(Ottawa) Logement, droits des travailleurs, inflation, soins dentaires : le premier ministre Justin Trudeau a saisi toutes les occasions qui s’offraient à lui lundi pour envoyer des pointes au chef conservateur, Pierre Poilievre, l’accusant de prôner « l’austérité et la colère » avec des propositions « irresponsables et manquant de sérieux » pour marquer des points politiques.

« Oui, il y a des défis liés au coût de la vie. Mais vous ne résolvez pas les problèmes en effrayant les gens, en attisant la colère », a-t-il répondu à une journaliste qui lui demandait s’il se sent menacé par son adversaire qui grimpe dans les sondages alors qu’il se penche abondamment sur les enjeux de logement, d’abordabilité et d’inflation.

Lors de ce point de presse sur le logement abordable, à Hamilton, en Ontario, M. Trudeau a affirmé que son gouvernement fait des « investissements ciblés » face aux « énormes défis » que vivent les Canadiens. Or, a-t-il dit, la solution à « tout » du chef conservateur est de couper.

Il a pris en exemple le régime fédéral de soins dentaires de 13 milliards destiné aux Canadiens à revenu faible ou moyen qui ne sont pas couverts par une assurance collective. Les libéraux espèrent qu’il couvre les soins des enfants de moins de 18 ans, les personnes âgées et les personnes handicapées.

« Pierre Poilievre […] a voté contre les soins dentaires, a-t-il lancé. Pourquoi dire que les soins dentaires sont bons pour les députés et leurs familles, que ce n’est pas inflationniste que les gens envoient leurs enfants chez le dentiste s’ils ont de l’argent, mais de laisser les personnes à faible revenu, les personnes qui peinent autrement à offrir un sourire plus éclatant à leurs enfants et voter contre cela au nom d’éviter une inflation plus élevée alors que l’inflation n’a cessé de baisser. »

Les trois principaux sondages réalisés en juillet créditent aux conservateurs une avance de 7 à 10 points sur les libéraux à l’échelle nationale, si bien que Pierre Poilievre est en territoire où il pourrait espérer former un gouvernement majoritaire advenant que des élections soient déclenchées.

Dans une autre salve où M. Trudeau était visiblement prêt à en découdre, il a accusé le chef conservateur d’être favorable à un système de santé à deux vitesses. « Vous ne l’avez pas entendu parler des investissements que nous faisons dans les soins de santé parce qu’il ne veut rien dire à ce sujet », a résumé le premier ministre.

Lorsqu’il a été questionné sur le conflit de travail au Port de Vancouver, le premier ministre a qualifié son adversaire de « peu crédible », lui qui a été un élément clé du gouvernement de Stephen Harper « réputé pour ses lois antisyndicales […] qui attaquaient directement les droits des travailleurs ».

« Et d’autre part, lorsqu’il s’agissait de convois de manifestants qui bloquaient l’économie canadienne, causant des difficultés aux gens partout au pays, il était là, agitant des drapeaux avec eux et les encourageant », a renchéri M. Trudeau.

« Désespéré »

Envoyé au front, le lieutenant politique de Pierre Poilievre pour le Québec, Pierre Paul-Hus, a estimé en entrevue avec La Presse Canadienne que ces attaques en règle démontrent que le premier ministre est « désespéré […] complètement à bout de souffle […] fâché » et qu’il tente de reprendre le contrôle.

« Quand on se rappelle les promesses de 2015, justement au niveau du logement, M. Trudeau dit : “On va rendre le logement abordable”. Et puis c’est tout le contraire qui se passe aujourd’hui.
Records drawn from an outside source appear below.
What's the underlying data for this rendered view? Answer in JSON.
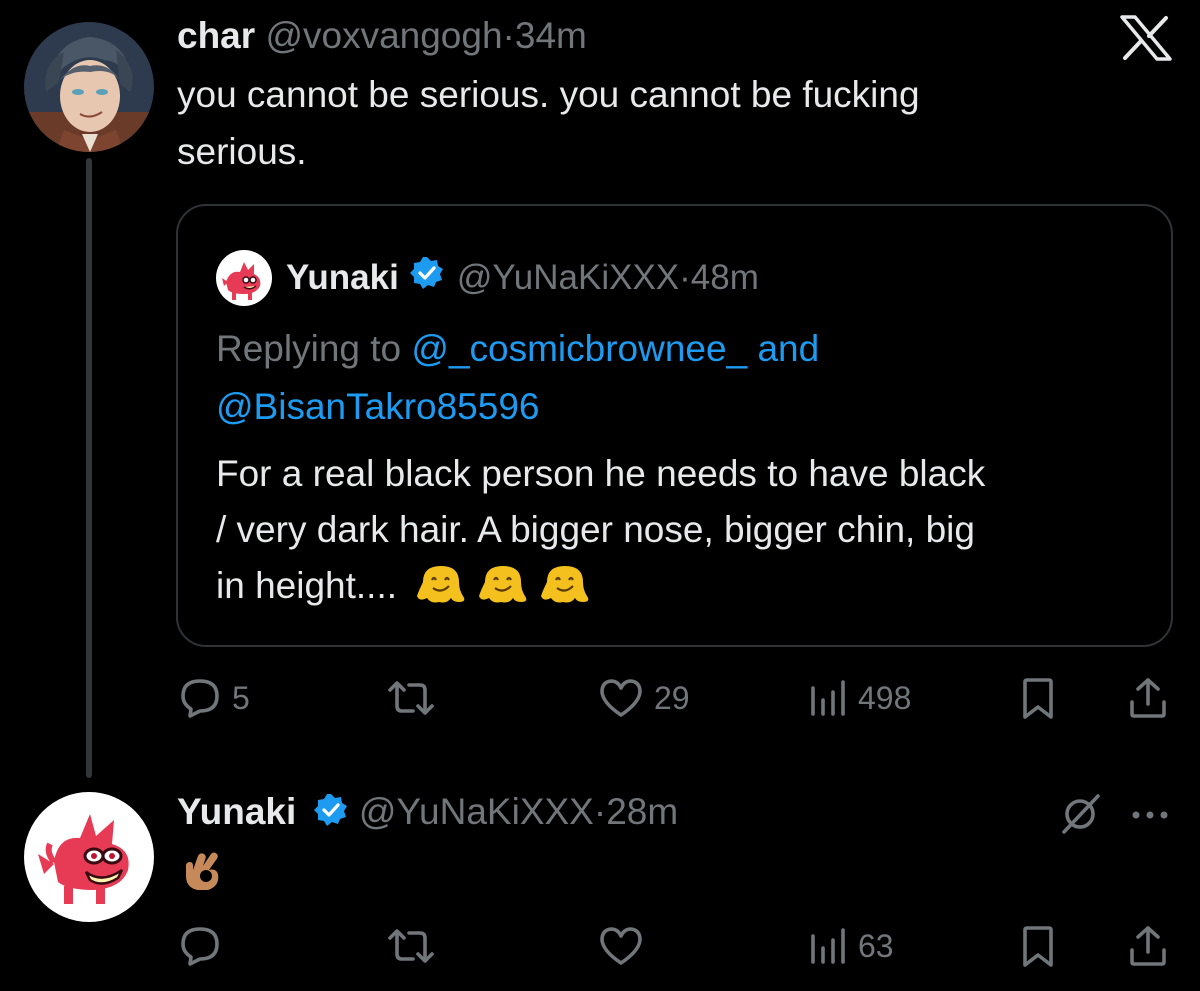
{
  "colors": {
    "background": "#000000",
    "text_primary": "#e7e9ea",
    "text_secondary": "#71767b",
    "link": "#1d9bf0",
    "verified": "#1d9bf0"
  },
  "top_bar": {
    "icon": "x-logo-icon"
  },
  "tweet": {
    "author_name": "char",
    "author_handle": "@voxvangogh",
    "separator": "·",
    "time": "34m",
    "text_line1": "you cannot be serious. you cannot be fucking",
    "text_line2": "serious.",
    "quote": {
      "author_name": "Yunaki",
      "author_handle": "@YuNaKiXXX",
      "separator": "·",
      "time": "48m",
      "replying_prefix": "Replying to",
      "mention1": "@_cosmicbrownee_",
      "mention_joiner": "and",
      "mention2": "@BisanTakro85596",
      "body_line1": "For a real black person he needs to have black",
      "body_line2": "/ very dark hair. A bigger nose, bigger chin, big",
      "body_line3": "in height....",
      "emojis": [
        "melting-face-emoji",
        "melting-face-emoji",
        "melting-face-emoji"
      ]
    },
    "actions": {
      "reply_count": "5",
      "retweet_count": "",
      "like_count": "29",
      "views_count": "498"
    }
  },
  "reply": {
    "author_name": "Yunaki",
    "author_handle": "@YuNaKiXXX",
    "separator": "·",
    "time": "28m",
    "text": "👌🏽",
    "actions": {
      "reply_count": "",
      "retweet_count": "",
      "like_count": "",
      "views_count": "63"
    }
  }
}
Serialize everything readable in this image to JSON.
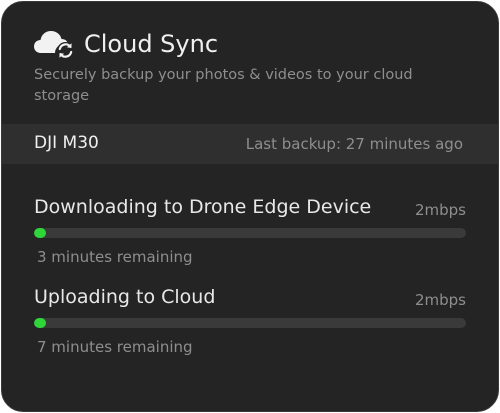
{
  "header": {
    "title": "Cloud Sync",
    "subtitle": "Securely backup your photos & videos to your cloud storage",
    "icon": "cloud-sync-icon"
  },
  "device": {
    "name": "DJI M30",
    "last_backup": "Last backup: 27 minutes ago"
  },
  "transfers": [
    {
      "label": "Downloading to Drone Edge Device",
      "rate": "2mbps",
      "remaining": "3 minutes remaining",
      "progress": 0.02
    },
    {
      "label": "Uploading to Cloud",
      "rate": "2mbps",
      "remaining": "7 minutes remaining",
      "progress": 0.02
    }
  ],
  "colors": {
    "background": "#242424",
    "row_highlight": "#2f2f2f",
    "progress_fill": "#2ed63a",
    "progress_track": "#3a3a3a",
    "muted_text": "#8e8e8e"
  }
}
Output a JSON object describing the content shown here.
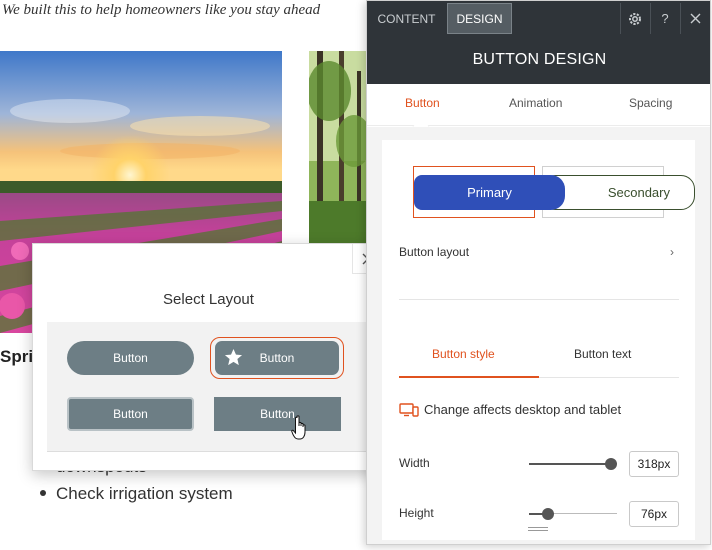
{
  "background": {
    "intro_text": "We built this to help homeowners like you stay ahead",
    "card_title": "Spri",
    "bullet_wrapped": "downspouts",
    "bullet_item": "Check irrigation system"
  },
  "layout_popup": {
    "title": "Select Layout",
    "options": [
      {
        "label": "Button",
        "style": "pill"
      },
      {
        "label": "Button",
        "style": "icon-star",
        "selected": true
      },
      {
        "label": "Button",
        "style": "bordered"
      },
      {
        "label": "Button",
        "style": "square",
        "hovered": true
      }
    ]
  },
  "panel": {
    "top_tabs": {
      "content": "CONTENT",
      "design": "DESIGN"
    },
    "top_icons": {
      "help": "?"
    },
    "header": "BUTTON DESIGN",
    "sub_tabs": {
      "button": "Button",
      "animation": "Animation",
      "spacing": "Spacing"
    },
    "primary_label": "Primary",
    "secondary_label": "Secondary",
    "button_layout_label": "Button layout",
    "chevron": "›",
    "style_tabs": {
      "style": "Button style",
      "text": "Button text"
    },
    "change_note": "Change affects desktop and tablet",
    "width": {
      "label": "Width",
      "value": "318px",
      "level": 0.9
    },
    "height": {
      "label": "Height",
      "value": "76px",
      "level": 0.18
    }
  },
  "colors": {
    "accent": "#e0521f",
    "primary_button": "#2f4fb8",
    "secondary_border": "#3a4f2e",
    "layout_button": "#6d7e85",
    "topbar": "#2f3439"
  }
}
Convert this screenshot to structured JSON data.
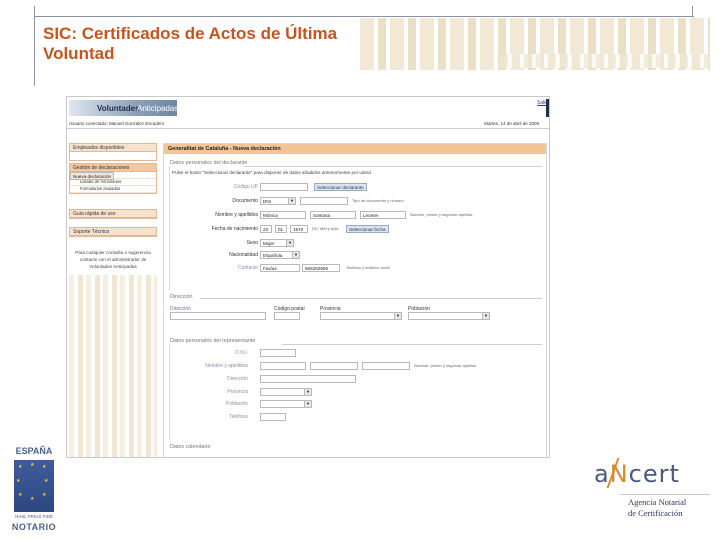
{
  "slide": {
    "title": "SIC: Certificados de Actos de Última Voluntad"
  },
  "app": {
    "brand_a": "Voluntades",
    "brand_b": "Anticipadas",
    "exit": "Salir",
    "user": "Usuario conectado: Manuel González Escudero",
    "date": "Martes, 14 de abril de 2009"
  },
  "sidebar": {
    "empleados": "Empleados disponibles",
    "gestion": "Gestión de declaraciones",
    "items": [
      "Nueva declaración",
      "Nueva revocación",
      "Listado de formularios",
      "Formularios anulados"
    ],
    "guia": "Guía rápida de uso",
    "soporte": "Soporte Técnico",
    "note": "Para cualquier consulta o sugerencia contacte con el administrador de Voluntades Anticipadas"
  },
  "form": {
    "header": "Generalitat de Cataluña - Nueva declaración",
    "section_declarante": "Datos personales del declarante",
    "info": "Pulse el botón \"Seleccionar declarante\" para disponer de datos añadidos anteriormente por usted.",
    "codigo_up_label": "Código UP",
    "btn_seleccionar_declarante": "Seleccionar declarante",
    "documento_label": "Documento",
    "documento_value": "DNI",
    "documento_hint": "Tipo de documento y número",
    "nombre_label": "Nombre y apellidos",
    "nombre_value": "Mónica",
    "apellido1_value": "Santana",
    "apellido2_value": "Leomer",
    "nombre_hint": "Nombre, primer y segundo apellido.",
    "fecha_label": "Fecha de nacimiento",
    "fecha_dd": "23",
    "fecha_mm": "01",
    "fecha_yyyy": "1970",
    "fecha_hint": "DD, MM y AAA",
    "btn_seleccionar_fecha": "Seleccionar fecha",
    "sexo_label": "Sexo",
    "sexo_value": "Mujer",
    "nacionalidad_label": "Nacionalidad",
    "nacionalidad_value": "Española",
    "contacto_label": "Contacto",
    "contacto_tipo": "Fax/ax",
    "contacto_value": "666262666",
    "contacto_hint": "Teléfono y teléfono móvil",
    "section_direccion": "Dirección",
    "dir_direccion": "Dirección",
    "dir_cp": "Código postal",
    "dir_provincia": "Provincia",
    "dir_poblacion": "Población",
    "section_representante": "Datos personales del representante",
    "rep_dni": "D.N.I.",
    "rep_nombre": "Nombre y apellidos",
    "rep_nombre_hint": "Nombre, primer y segundo apellido.",
    "rep_direccion": "Dirección",
    "rep_provincia": "Provincia",
    "rep_poblacion": "Población",
    "rep_telefono": "Teléfono",
    "section_calendario": "Datos calendario"
  },
  "logos": {
    "espana": "ESPAÑA",
    "motto": "NIHIL PRIUS FIDE",
    "notario": "NOTARIO",
    "ancert_a": "a",
    "ancert_n": "N",
    "ancert_rest": "cert",
    "ancert_line1": "Agencia Notarial",
    "ancert_line2": "de Certificación"
  },
  "colors": {
    "title": "#c8541b",
    "panel_header": "#f3c596",
    "sidebar_border": "#e1b996"
  }
}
C’est rendu deux fois plus cher pour les logements, le coût des maisons a presque doublé également », a-t-il répliqué.

Les conservateurs ont pour « priorité » la saine gestion des fonds publics. « On n’appelle pas ça de l’austérité, on appelle ça gérer l’argent des citoyens, a-t-il continué. Et de créer la colère […] les gens créent eux-mêmes leur colère parce qu’ils voient que le coût de la vie a augmenté de façon incroyable. »

Quant au programme de soins dentaires, le député Paul-Hus a insisté pour dire que les enfants canadiens ont déjà accès à des soins dentaires dans neuf des dix provinces et, qu’à cela, il n’a pas confiance dans les libéraux pour gérer un tel régime alors qu’« ils ne sont même pas en mesure de gérer les opérations courantes comme les passeports ».

La semaine dernière, le premier ministre a procédé à un remaniement ministériel costaud. Il a présenté la nouvelle équipe comme celle qui adoptera une nouvelle approche en matière de logement, d’abordabilité et de sécurité avant les prochaines élections fédérales.